Так как отец Оника, как всегда в такое время, торчал с шитьем на балконе, Чик решил выйти через огород на речку и, подымаясь вдоль русла, пробраться на соседнюю улицу.

Огород, или сад, его и так и так называли, представлял собой участок с баскетбольную площадку, на котором росли дикая хурма, инжир, груша, айва, персик, два куста роз и один полудохлый куст смородины, считавшейся здесь, на юге, экзотическим растением. Все деревья были обвиты лозой «изабеллы».

Между деревьев на грядках росли лук, кусты помидоров, кинза, петрушка и редкие мощные стебли кукурузы.

Бабушка Чика считалась хозяйкой огорода, и Чик был единственным из ребят, кто беспрепятственно туда допускался. Правда, иногда, когда у бабушки было плохое настроение или она считала, что ребята там топчут грядки, она насылала на них сумасшедшего дядю, и он гнал оттуда всех без разбору. Чик из самолюбия в таких случаях пытался ему объяснить, что он все-таки Чик, а не какой-нибудь чужой. Но это не помогало.

– Иди, иди, иди, – односложно приказывал тот с каким-то бюрократическим, как чувствовал Чик, безразличием к личности каждого. В таких случаях он их всех приравнивал и делал вид, что не узнает Чика. Он как бы говорил своим видом: мне приказано вас гнать, вот я вас и гоню, а кто ты там мне – племянник или не племянник, я не знаю и знать не хочу.

Это больше всего и раздражало Чика. Если бы он, прогоняя их, говорил Чику своим видом: да, я знаю, что ты Чик, а я твой сумасшедший дядюшка, но мне приказано всех гнать, и я гоню всех, – тогда было бы куда легче. Так нет же, он делал вид, что не узнает его. Вообще Чик заметил, что чем слабее умственно человек, тем меньше он чувствует оттенки. Оттенки – это лакомство умных, вот что заметил Чик. Пожалуй, Чик про себя не сказал бы, что он такой уж умный, но он мог дать голову наотрез, что различает множество оттенков, которых другие не видят.

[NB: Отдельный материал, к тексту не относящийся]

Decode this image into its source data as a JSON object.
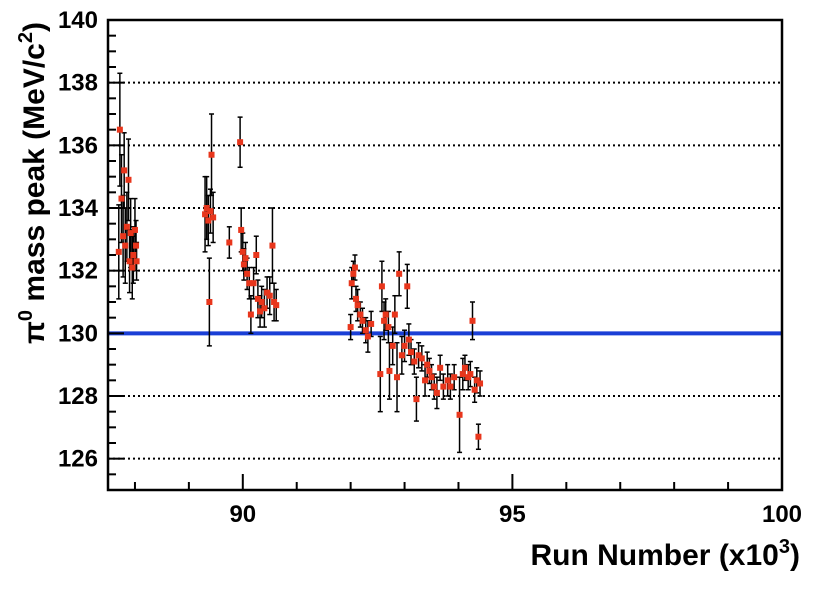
{
  "chart_data": {
    "type": "scatter",
    "title": "",
    "xlabel_main": "Run Number (x10",
    "xlabel_sup": "3",
    "xlabel_end": ")",
    "ylabel_pi": "π",
    "ylabel_sup0": "0",
    "ylabel_mid": " mass peak (MeV/c",
    "ylabel_sup2": "2",
    "ylabel_end": ")",
    "xlim": [
      87.5,
      100
    ],
    "ylim": [
      125,
      140
    ],
    "x_ticks": [
      90,
      95,
      100
    ],
    "x_tick_labels": [
      "90",
      "95",
      "100"
    ],
    "y_ticks": [
      126,
      128,
      130,
      132,
      134,
      136,
      138,
      140
    ],
    "y_tick_labels": [
      "126",
      "128",
      "130",
      "132",
      "134",
      "136",
      "138",
      "140"
    ],
    "grid": "horizontal dotted",
    "reference_line": {
      "y": 130.0,
      "color": "#1a3fd6"
    },
    "marker_color": "#e8361c",
    "errorbar_color": "#000000",
    "points": [
      [
        87.72,
        136.5,
        1.8
      ],
      [
        87.75,
        134.3,
        1.4
      ],
      [
        87.78,
        133.1,
        1.3
      ],
      [
        87.7,
        132.6,
        1.5
      ],
      [
        87.8,
        135.2,
        1.2
      ],
      [
        87.82,
        132.8,
        1.2
      ],
      [
        87.85,
        133.4,
        1.1
      ],
      [
        87.88,
        134.9,
        1.3
      ],
      [
        87.9,
        132.3,
        1.0
      ],
      [
        87.92,
        133.2,
        1.1
      ],
      [
        87.95,
        132.1,
        1.0
      ],
      [
        87.97,
        132.5,
        0.9
      ],
      [
        88.0,
        133.3,
        1.0
      ],
      [
        88.02,
        132.8,
        0.8
      ],
      [
        88.03,
        132.3,
        0.6
      ],
      [
        89.3,
        133.8,
        1.2
      ],
      [
        89.33,
        134.0,
        1.0
      ],
      [
        89.36,
        133.6,
        0.8
      ],
      [
        89.4,
        133.9,
        0.7
      ],
      [
        89.38,
        131.0,
        1.4
      ],
      [
        89.42,
        135.7,
        1.3
      ],
      [
        89.45,
        133.7,
        0.8
      ],
      [
        89.75,
        132.9,
        0.5
      ],
      [
        89.95,
        136.1,
        0.8
      ],
      [
        89.97,
        133.3,
        0.7
      ],
      [
        90.0,
        132.6,
        0.6
      ],
      [
        90.02,
        132.2,
        0.5
      ],
      [
        90.05,
        132.4,
        0.5
      ],
      [
        90.08,
        131.9,
        0.5
      ],
      [
        90.12,
        131.6,
        0.5
      ],
      [
        90.15,
        130.6,
        0.6
      ],
      [
        90.2,
        131.6,
        0.5
      ],
      [
        90.25,
        132.5,
        0.6
      ],
      [
        90.28,
        131.1,
        0.6
      ],
      [
        90.32,
        130.7,
        0.5
      ],
      [
        90.35,
        131.0,
        0.5
      ],
      [
        90.4,
        130.8,
        0.6
      ],
      [
        90.45,
        131.3,
        0.5
      ],
      [
        90.5,
        131.2,
        0.6
      ],
      [
        90.55,
        132.8,
        1.2
      ],
      [
        90.58,
        131.0,
        0.6
      ],
      [
        90.62,
        130.9,
        0.5
      ],
      [
        92.0,
        130.2,
        0.4
      ],
      [
        92.02,
        131.6,
        0.5
      ],
      [
        92.05,
        131.9,
        0.4
      ],
      [
        92.08,
        132.1,
        0.4
      ],
      [
        92.1,
        131.1,
        0.4
      ],
      [
        92.13,
        130.9,
        0.5
      ],
      [
        92.18,
        130.6,
        0.4
      ],
      [
        92.22,
        130.4,
        0.4
      ],
      [
        92.28,
        130.1,
        0.4
      ],
      [
        92.32,
        129.9,
        0.5
      ],
      [
        92.38,
        130.3,
        0.4
      ],
      [
        92.55,
        128.7,
        1.2
      ],
      [
        92.58,
        131.5,
        0.8
      ],
      [
        92.62,
        130.4,
        0.6
      ],
      [
        92.65,
        130.6,
        0.5
      ],
      [
        92.7,
        130.2,
        0.5
      ],
      [
        92.72,
        128.8,
        0.9
      ],
      [
        92.78,
        129.6,
        0.6
      ],
      [
        92.82,
        130.6,
        0.6
      ],
      [
        92.86,
        128.6,
        1.1
      ],
      [
        92.9,
        131.9,
        0.7
      ],
      [
        92.95,
        129.3,
        0.6
      ],
      [
        93.0,
        129.6,
        0.5
      ],
      [
        93.05,
        131.5,
        0.7
      ],
      [
        93.08,
        129.8,
        0.5
      ],
      [
        93.12,
        129.4,
        0.4
      ],
      [
        93.18,
        129.1,
        0.4
      ],
      [
        93.22,
        127.9,
        0.7
      ],
      [
        93.26,
        129.3,
        0.4
      ],
      [
        93.32,
        129.2,
        0.4
      ],
      [
        93.38,
        128.5,
        0.5
      ],
      [
        93.42,
        129.0,
        0.4
      ],
      [
        93.46,
        128.8,
        0.4
      ],
      [
        93.5,
        128.6,
        0.4
      ],
      [
        93.55,
        128.3,
        0.4
      ],
      [
        93.6,
        128.1,
        0.5
      ],
      [
        93.66,
        128.9,
        0.4
      ],
      [
        93.72,
        128.3,
        0.4
      ],
      [
        93.8,
        128.5,
        0.5
      ],
      [
        93.85,
        128.3,
        0.4
      ],
      [
        93.92,
        128.6,
        0.4
      ],
      [
        94.02,
        127.4,
        1.2
      ],
      [
        94.08,
        128.7,
        0.5
      ],
      [
        94.12,
        128.9,
        0.4
      ],
      [
        94.18,
        128.6,
        0.4
      ],
      [
        94.22,
        128.7,
        0.4
      ],
      [
        94.26,
        130.4,
        0.6
      ],
      [
        94.3,
        128.2,
        0.4
      ],
      [
        94.34,
        128.5,
        0.4
      ],
      [
        94.37,
        126.7,
        0.4
      ],
      [
        94.4,
        128.4,
        0.4
      ]
    ]
  }
}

Вообще, задумываясь о своей голове, он пришел к такому выводу, что некоторые вещи он соображает очень хорошо, а некоторые туговато, с большим трудом. Он считал, что его голова в разных частях работает по-разному. В одной части колесики кружатся весело, быстро, легко, в другой части медленно, со скрипом, как колеса арбы. Он только не знал, где какая часть расположена. Вернее, он предполагал, что там, где виски, работа головы ни к черту не годится, а вот затылочная часть работает хорошо. Может быть, он так думал, считая, что, как говорят, «силен задним умом». Когда он вспоминал давным-давно прошедшие дела, он видел с необыкновенной ясностью, как надо было тогда действовать, а когда они происходили, он этого не замечал. Еще он заметил, что сильные встряски, долгая беготня тоже плохо действовали на его голову. Так, если он перед школой долго играл в футбол, то на первом уроке очень плохо соображал, что к чему. Видно, внутри головы с перегородками было неважно и все колесики перепутывались, мешали друг другу работать.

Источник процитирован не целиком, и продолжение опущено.